Un pas vers la réconciliation ? Le ministre burkinabè de la Réconciliation nationale, Zéphirin Diabré, est à Abidjan, en Côte d’Ivoire pour y rencontrer l’ancien président Blaise Compaoré, en exil depuis son renversement du pouvoir en 2014

Cette rencontre est une première entre un ministre du gouvernement de Roch Marc Kaboré et son prédécesseur, Blaise Compaoré. La rencontre entre le ministre de la réconciliation nationale Zéphirin Diabré et l’ancien chef de l’Etat Blaise Compaoré, a eu lieu en présence du président ivoirien Alassane Ouattara, selon une source à Abidjan.
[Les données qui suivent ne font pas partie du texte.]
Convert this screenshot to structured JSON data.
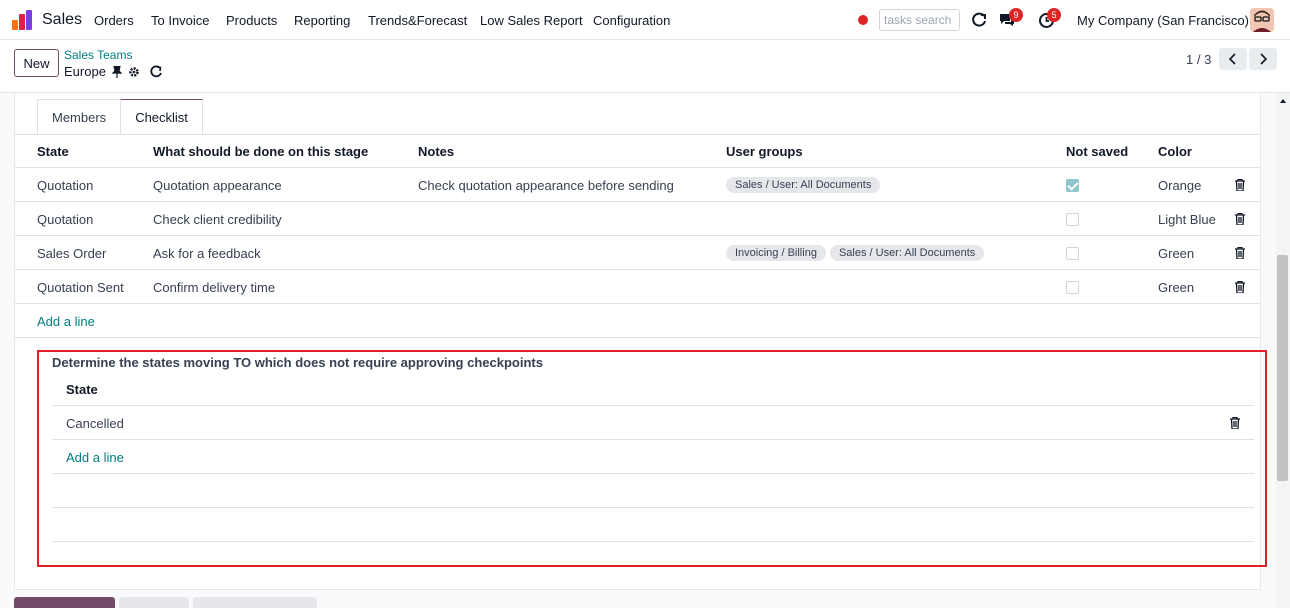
{
  "topnav": {
    "app_name": "Sales",
    "menu": [
      "Orders",
      "To Invoice",
      "Products",
      "Reporting",
      "Trends&Forecast",
      "Low Sales Report",
      "Configuration"
    ],
    "search_placeholder": "tasks search",
    "messages_badge": "9",
    "activities_badge": "5",
    "company": "My Company (San Francisco)"
  },
  "control_panel": {
    "new_label": "New",
    "breadcrumb_parent": "Sales Teams",
    "breadcrumb_current": "Europe",
    "pager": "1 / 3"
  },
  "tabs": [
    "Members",
    "Checklist"
  ],
  "checklist": {
    "headers": [
      "State",
      "What should be done on this stage",
      "Notes",
      "User groups",
      "Not saved",
      "Color"
    ],
    "rows": [
      {
        "state": "Quotation",
        "task": "Quotation appearance",
        "notes": "Check quotation appearance before sending",
        "groups": [
          "Sales / User: All Documents"
        ],
        "checked": true,
        "color": "Orange"
      },
      {
        "state": "Quotation",
        "task": "Check client credibility",
        "notes": "",
        "groups": [],
        "checked": false,
        "color": "Light Blue"
      },
      {
        "state": "Sales Order",
        "task": "Ask for a feedback",
        "notes": "",
        "groups": [
          "Invoicing / Billing",
          "Sales / User: All Documents"
        ],
        "checked": false,
        "color": "Green"
      },
      {
        "state": "Quotation Sent",
        "task": "Confirm delivery time",
        "notes": "",
        "groups": [],
        "checked": false,
        "color": "Green"
      }
    ],
    "add_line": "Add a line"
  },
  "states_section": {
    "title": "Determine the states moving TO which does not require approving checkpoints",
    "header": "State",
    "rows": [
      "Cancelled"
    ],
    "add_line": "Add a line"
  },
  "colors": {
    "brand": "#714b67",
    "link": "#017e84",
    "highlight_border": "#e11d2b",
    "badge": "#dc2626"
  }
}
Lors de la discussion, « le principal sujet abordé était le retour de Blaise Compaoré au Burkina Faso », a confié un proche de l’ex-président burkinabè à notre correspondant à Ouagadougou, Yaya Boudani. La participation de l’ex-chef de l’Etat au processus de réconciliation nationale et le procès de l’affaire Thomas Sankara ont été également abordés par les deux personnalités.

Preuve qu’il ne s’agissait pas uniquement de discussion autour des affaires politiques, le ministre d’état Zéphirin Diabré avait à ses côtés pendant cette visite en terre ivoirienne, son conseiller juridique, qui est un magistrat selon une source sur place à Ouagadougou.

Poursuivi dans le dossier Sankara

Depuis le 13 avril dernier, l’enquête sur l’assassinat de Thomas Sankara, il y a 34 ans, est terminée. L’instruction a renvoyé le dossier devant le tribunal militaire de Ouagadougou. On n’attend plus qu’une date pour l’ouverture du procès. En tout, 14 personnes, dont Blaise Compaoré, sont poursuivies pour « complicité d’assassinat » et « atteinte à la sûreté de l’État ». Mais Blaise Compaoré, qui a obtenu la nationalité ivoirienne, ne peut pas être extradé de Côte d’Ivoire.

Joint par RFI, l’avocat de la famille Sankara, Prosper Farama, souhaite donc que Blaise Compaoré accepte de venir comparaître de lui-même lors du procès.  « La seule chose que nous pouvons espérer de cette rencontre, c’est que le ministre puisse convaincre monsieur Compaoré de se rendre à la justice pour le procès à venir. Notre crainte, c’est qu’il y ait une orte de marchandage, de deal au nom de la réconciliation, sur le dos de la justice. »

Pour lui, toute réconciliation passe par un processus de vérité et de justice.

Ce que les Burkinabè voudraient aussi, c’est que cette réconciliation ne se fasse pas au détriment de la justice. Parce que sans cette vérité et cette justice, je ne suis pas sûr qu’on aboutisse vraiment à une réconciliation véritable.